Cell structure and metabolism
P. aeruginosa is a facultative aerobe, prefers oxidative metabolism through a glucose substrate and gains energy through the electron-transport chain. The bacteria are capsulated, porous and are able to form a biofilm which protects it from opsonization, complement deposition, and phagocyte engulfment (textbookofbacteriology.net). The pili and flagella help the bacteria attach to the epithelial cells. Next, there are adhesins released to help colonize the bacteria and form a biofilm. The biofilm helps protect the bacteria from lymphocytes, phagocytes, antibodies and complement. The pyocyanin impairs the normal function of human nasal cilia, disrupts the respiratory epithelium, and exerts a proinflammatory effect on phagocytes (textbookofbacteriology.net).
Ecology
P. aeruginosa is commonly found in soil, water and can survive on the surface of plants and animals. In addition, in the hospital it can be found in reservoirs such as sink taps, disinfectants, respiratory equipment, food, toilets, showers and mops (textbookofbacteriology.net). In the aquatic environment it is known to be one of the fastest swimmers and is found as a biofilm on rocks and marine life. Since its natural habitat is the soil, living in association with the bacilli, actinomycetes and molds, it has developed resistance to a variety of their naturally-occurring antibiotics (textbookofbacteriology.net).
Pathology
As mentioned above, P. aeruginosa is an opportunistic infection that commonly invades immune-compromised patients. These patients include those who have cystic fibrosis, HIV, diabetics, burn victims, and those in the ICU. Most Pseudomonas infections are both invasive and toxinogenic.

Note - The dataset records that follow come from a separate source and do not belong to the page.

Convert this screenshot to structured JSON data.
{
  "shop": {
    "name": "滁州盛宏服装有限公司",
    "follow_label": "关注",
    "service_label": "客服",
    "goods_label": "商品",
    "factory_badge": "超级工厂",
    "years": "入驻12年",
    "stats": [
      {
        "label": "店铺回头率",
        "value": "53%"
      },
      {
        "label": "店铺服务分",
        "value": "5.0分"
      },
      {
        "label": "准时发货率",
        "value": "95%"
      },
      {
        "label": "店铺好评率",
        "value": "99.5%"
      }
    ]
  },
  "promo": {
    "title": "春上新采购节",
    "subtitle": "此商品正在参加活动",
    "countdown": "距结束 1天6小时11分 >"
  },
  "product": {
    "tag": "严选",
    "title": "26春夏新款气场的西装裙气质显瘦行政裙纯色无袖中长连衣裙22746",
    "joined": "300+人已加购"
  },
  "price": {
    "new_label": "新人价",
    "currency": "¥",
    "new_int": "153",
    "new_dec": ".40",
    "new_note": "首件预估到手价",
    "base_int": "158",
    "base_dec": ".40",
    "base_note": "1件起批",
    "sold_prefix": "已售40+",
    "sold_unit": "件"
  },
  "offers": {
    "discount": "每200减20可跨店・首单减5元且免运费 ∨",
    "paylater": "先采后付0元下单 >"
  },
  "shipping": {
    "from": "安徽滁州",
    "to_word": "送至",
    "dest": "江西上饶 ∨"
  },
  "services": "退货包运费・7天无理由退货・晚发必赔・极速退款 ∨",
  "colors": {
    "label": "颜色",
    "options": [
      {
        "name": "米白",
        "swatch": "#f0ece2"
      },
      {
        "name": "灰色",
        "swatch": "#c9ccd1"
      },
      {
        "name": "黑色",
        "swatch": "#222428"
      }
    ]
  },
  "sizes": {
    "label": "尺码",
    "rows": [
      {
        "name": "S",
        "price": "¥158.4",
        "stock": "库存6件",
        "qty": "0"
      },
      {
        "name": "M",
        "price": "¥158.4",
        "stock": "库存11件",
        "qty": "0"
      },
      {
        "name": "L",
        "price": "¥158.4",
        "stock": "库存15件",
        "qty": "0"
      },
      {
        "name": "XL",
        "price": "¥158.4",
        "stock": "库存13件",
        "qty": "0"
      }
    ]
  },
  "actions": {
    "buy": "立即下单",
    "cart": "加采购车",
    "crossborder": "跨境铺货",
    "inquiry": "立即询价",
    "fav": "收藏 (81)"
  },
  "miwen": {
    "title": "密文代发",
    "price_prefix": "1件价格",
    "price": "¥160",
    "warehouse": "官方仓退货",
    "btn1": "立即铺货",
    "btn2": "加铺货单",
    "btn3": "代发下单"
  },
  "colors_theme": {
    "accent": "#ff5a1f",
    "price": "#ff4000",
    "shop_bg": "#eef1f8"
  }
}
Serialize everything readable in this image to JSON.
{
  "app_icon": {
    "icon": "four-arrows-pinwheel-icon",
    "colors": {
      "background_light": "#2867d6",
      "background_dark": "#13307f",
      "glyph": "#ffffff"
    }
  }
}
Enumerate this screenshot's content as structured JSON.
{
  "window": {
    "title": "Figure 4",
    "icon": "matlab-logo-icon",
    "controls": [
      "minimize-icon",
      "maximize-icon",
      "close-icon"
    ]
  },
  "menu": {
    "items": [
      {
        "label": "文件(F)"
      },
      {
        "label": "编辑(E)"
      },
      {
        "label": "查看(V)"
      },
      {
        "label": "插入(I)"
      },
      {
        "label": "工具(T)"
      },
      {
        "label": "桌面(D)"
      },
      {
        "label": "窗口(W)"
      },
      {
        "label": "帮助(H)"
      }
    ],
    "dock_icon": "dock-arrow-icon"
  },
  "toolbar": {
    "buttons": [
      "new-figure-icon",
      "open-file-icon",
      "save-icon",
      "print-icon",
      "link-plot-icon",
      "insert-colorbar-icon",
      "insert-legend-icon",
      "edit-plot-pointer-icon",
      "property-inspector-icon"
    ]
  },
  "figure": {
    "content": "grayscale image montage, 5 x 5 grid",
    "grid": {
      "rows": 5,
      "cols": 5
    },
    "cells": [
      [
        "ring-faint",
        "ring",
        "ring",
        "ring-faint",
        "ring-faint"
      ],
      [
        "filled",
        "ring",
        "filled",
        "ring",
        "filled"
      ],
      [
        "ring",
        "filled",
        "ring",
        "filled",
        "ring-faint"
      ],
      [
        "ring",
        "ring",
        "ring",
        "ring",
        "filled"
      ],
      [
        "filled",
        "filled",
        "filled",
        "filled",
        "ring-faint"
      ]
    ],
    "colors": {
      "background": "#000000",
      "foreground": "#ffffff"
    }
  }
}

The ultimate Pseudomonas infection may be seen as composed of three distinct stages: (1) bacterial attachment and colonization; (2) local invasion; (3) disseminated systemic disease. However, the disease process may stop at any stage. Particular bacterial determinants of virulence mediate each of these stages and are ultimately responsible for the characteristic syndromes that accompany the disease (emedicine.com). P. aeruginosa has intrinsic resistance and external mechanisms of resistance. These mechanisms include phagocytosis, exotoxins, adhesins, invasins, motility and chemotaxis, toxins, and immune and bacterial defenses. Antibiotics that are effective at treating P. aeruginosa are floroquinolones, gentamicin and imipenem (textbookofbacteriology.net). Additionally, a combination therapy has proven to be most effective at treating P. aeruginosa. Some of the ways the bacteria has been known to spread is through patient to patient contact through staff, direct contact with contaminated reservoirs and/or instruments, and by ingestion (textbookofbacteriology.net). Diseases caused are endocarditis, respiratory infections, bacteremia, septicemia, CNS infections, ear infections, eye infections, bone and joint infections, urinary tract infections, gastrointestinal infections and wound infections. The invasion of this bacteria can be reduced in the hospital setting if staff is properly using aseptic technique, isolation precautions, and proper cleaning of respirators, catheters and other instruments (textbookofbacteriology.net).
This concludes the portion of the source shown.